Objective: To review the diagnostic performance of published articles for TREC and TREC/ KREC
based NBS for PID and its different types.
Methods: Different research resources were used to get an approach for the published data of
TREС and KREC based NBS for PID like PubMed, Scopus, Google Scholar, Research gate EMBASE.
We extracted TREC and KREC screening Publisher with years of publication, content and
cut-off values, and a number of retests, repeat DBS, and referrals from the different published pilot,
pilot cohort, Case series, and cohort studies.

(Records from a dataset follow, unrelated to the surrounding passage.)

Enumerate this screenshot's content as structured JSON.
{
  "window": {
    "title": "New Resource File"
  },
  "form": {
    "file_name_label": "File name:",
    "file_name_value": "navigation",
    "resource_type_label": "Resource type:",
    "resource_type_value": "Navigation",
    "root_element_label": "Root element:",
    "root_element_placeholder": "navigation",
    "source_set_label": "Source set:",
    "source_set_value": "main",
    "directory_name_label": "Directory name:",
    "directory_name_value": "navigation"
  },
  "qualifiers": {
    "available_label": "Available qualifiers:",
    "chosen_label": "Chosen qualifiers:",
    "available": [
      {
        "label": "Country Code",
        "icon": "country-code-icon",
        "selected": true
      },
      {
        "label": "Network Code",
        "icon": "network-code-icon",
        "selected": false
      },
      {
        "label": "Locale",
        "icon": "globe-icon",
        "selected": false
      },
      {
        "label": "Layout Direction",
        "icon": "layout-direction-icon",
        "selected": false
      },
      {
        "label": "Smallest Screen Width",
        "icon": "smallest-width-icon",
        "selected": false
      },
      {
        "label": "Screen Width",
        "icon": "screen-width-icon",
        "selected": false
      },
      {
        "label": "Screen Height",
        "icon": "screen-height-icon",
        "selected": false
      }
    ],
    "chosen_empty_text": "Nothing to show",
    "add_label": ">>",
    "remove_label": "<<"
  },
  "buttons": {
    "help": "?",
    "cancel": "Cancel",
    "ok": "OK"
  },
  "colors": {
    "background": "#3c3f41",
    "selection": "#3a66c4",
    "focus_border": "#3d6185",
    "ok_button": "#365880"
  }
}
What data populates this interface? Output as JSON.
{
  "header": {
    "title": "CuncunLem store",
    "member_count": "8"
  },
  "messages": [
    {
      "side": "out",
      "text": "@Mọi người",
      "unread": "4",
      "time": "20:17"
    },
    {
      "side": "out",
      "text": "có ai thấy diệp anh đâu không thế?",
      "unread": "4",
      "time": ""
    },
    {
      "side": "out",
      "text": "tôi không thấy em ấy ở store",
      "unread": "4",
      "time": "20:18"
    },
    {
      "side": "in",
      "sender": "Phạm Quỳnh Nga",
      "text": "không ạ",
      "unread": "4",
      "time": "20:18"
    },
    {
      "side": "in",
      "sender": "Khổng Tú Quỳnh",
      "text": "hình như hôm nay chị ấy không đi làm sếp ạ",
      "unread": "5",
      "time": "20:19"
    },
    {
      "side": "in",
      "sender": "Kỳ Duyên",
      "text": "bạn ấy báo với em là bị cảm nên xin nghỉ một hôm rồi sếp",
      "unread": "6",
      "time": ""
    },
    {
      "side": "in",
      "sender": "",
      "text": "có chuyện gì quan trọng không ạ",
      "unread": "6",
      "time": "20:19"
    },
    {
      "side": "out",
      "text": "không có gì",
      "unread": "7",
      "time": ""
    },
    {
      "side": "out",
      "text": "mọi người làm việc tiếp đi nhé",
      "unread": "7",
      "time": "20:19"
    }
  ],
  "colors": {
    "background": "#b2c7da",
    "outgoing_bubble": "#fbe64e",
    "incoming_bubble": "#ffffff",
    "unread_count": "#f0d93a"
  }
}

Results: We included the results of TREC, combined TREC/KREC system based NBS screening
from different research articles, and divided these results between the Pilot studies, case series, and
cohort. For each of these studies, different parameter data are excluded from different articles. Thirteen
studies were included, re-confirming 89 known SCID cases in case series and reporting 53 new
SCID cases in 3.15 million newborns. Individual TREC contents in all SCID patients were <25
TRECs/μl (except in those evaluated with the New York State assay).
Conclusion: TREC and KREC sensitivity for typical SCID and other types of PID was 100 %. It
shows its importance and anticipating the significance of implementation in different undeveloped
and developed countries in the NBS program in upcoming years. Data adapting the screening algorithm
for pre-term/ill infants reduce the amount of false-positive test results.